Hilberg’s preeminent 1992 study, Perpetrators Victims Bystanders, provides useful and necessary categories of participation when examining genocide.
He elaborated on those communities and persons who, while not actually pulling the trigger in shooting people, carried out the policies and actions that facilitated the Holocaust and comparative genocides such as the Armenian mass killings of 1915.

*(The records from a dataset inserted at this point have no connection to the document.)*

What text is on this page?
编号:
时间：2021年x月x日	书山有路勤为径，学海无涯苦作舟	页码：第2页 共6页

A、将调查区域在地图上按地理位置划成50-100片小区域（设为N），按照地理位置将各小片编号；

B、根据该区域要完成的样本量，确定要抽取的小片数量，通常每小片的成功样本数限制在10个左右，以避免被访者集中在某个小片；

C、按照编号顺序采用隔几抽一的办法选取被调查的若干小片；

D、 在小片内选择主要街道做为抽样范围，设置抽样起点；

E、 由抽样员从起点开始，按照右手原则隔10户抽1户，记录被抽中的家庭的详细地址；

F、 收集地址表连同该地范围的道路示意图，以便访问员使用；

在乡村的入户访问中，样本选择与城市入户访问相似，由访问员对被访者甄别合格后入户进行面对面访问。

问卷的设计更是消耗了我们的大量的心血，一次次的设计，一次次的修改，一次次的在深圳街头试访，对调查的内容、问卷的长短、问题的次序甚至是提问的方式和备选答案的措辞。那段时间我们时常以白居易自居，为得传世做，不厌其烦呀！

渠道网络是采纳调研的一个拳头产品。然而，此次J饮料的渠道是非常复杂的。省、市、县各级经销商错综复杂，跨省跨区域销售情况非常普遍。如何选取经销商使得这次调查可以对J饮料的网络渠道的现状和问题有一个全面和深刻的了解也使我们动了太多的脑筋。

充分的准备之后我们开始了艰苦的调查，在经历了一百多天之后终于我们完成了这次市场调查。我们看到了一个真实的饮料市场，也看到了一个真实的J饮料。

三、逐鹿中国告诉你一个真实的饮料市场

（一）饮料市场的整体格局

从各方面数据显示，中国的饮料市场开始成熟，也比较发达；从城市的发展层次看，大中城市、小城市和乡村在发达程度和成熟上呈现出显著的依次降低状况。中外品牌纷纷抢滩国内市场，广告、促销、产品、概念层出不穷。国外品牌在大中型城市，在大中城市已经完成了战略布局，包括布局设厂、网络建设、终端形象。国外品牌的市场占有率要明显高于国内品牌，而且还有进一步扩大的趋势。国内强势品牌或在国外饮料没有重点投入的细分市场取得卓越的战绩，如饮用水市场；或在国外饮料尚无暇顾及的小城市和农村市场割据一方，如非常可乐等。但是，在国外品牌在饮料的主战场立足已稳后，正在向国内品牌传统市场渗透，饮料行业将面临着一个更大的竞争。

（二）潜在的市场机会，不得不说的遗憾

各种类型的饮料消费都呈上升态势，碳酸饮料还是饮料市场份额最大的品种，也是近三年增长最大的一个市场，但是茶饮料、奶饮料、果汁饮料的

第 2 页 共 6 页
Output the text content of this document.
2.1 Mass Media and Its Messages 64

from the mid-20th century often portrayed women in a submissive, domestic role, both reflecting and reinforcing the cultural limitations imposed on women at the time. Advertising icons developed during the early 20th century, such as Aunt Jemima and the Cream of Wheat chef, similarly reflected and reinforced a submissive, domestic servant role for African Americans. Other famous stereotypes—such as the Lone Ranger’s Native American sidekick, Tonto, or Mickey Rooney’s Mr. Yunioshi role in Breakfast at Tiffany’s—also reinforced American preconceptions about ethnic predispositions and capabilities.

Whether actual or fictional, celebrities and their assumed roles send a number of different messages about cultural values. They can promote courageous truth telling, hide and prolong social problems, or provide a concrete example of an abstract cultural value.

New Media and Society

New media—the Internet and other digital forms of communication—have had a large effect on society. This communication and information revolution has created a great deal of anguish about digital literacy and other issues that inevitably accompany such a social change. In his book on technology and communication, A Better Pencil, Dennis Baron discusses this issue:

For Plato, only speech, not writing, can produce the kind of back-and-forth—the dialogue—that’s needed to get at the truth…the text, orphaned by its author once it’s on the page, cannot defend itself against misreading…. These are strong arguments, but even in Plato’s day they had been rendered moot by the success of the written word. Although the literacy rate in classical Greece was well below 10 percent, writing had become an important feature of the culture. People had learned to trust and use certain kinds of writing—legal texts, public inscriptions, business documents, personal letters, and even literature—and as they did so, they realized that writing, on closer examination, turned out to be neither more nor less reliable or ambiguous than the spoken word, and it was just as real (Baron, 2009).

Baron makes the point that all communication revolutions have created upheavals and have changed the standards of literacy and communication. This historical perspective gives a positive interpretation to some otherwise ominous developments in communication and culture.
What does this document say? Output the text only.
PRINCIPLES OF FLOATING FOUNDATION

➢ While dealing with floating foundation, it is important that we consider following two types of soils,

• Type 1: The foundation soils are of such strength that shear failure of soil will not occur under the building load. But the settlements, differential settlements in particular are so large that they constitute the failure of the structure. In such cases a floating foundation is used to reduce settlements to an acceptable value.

Keep in mind the categories described by Hilberg, when considering the following news item. The Dutch government released the names of 425,000 Nazi collaborators during the German occupation of their nation.
These archives were released in early January. The Dutch authorities promised to release the relevant documents from the archives back in 2023. They kept their pledge in an effort to confront the distressing aspects of their own complicity in the genocide of European Jews.
We regard these collaborators as accomplices, helping to grease the wheels of the genocidal Nazi war machine.
What does it say about the governments of Washington, London and Ottawa who consistently and unfailingly supply weapons and armaments to the Israeli authorities, enabling the latter to prosecute their genocidal campaign in Gaza?
As United States President Joe Biden’s term in office comes to an end, it is important to reflect on his legacy — as an enabler of genocide. During his presidency, he never hesitated to send millions of dollars worth of armaments and ammunition to West Jerusalem, thus assisting Netanyahu’s government in its genocidal campaign in Gaza.
Last December, the Famine Early Warning Systems Network (FEWSN), released a report highlighting the prospect of famine in northern Gaza. With the total blockade of food aid to northern Gaza, FEWSN warned that 75,000 Palestinians were at risk of undergoing famine conditions, and all the diseases consequent of mass starvation. The FEWSN is funded by the US Agency for International Development.
Not only did the Israeli government of Netanyahu denounce the FEWSN report and its findings, it demanded — along with the US government — that the original report be retracted.
Its demand was granted earlier this month. I thought only totalitarian dystopian regimes, such as Stalinist Russia, engage in famine denial?
It is incumbent on all of us to meticulously document and expose the genocidal policies of the Israeli state, and expose the deceitful rationalisations offered as excuses by Zionism’s mouthpieces.
We must condemn the governments that act as accomplices to genocide. Demolishing the entire conditions of life, and undermining the ability of the entire Palestinian population in Gaza to live and sustain itself, qualifies as ethnic cleansing.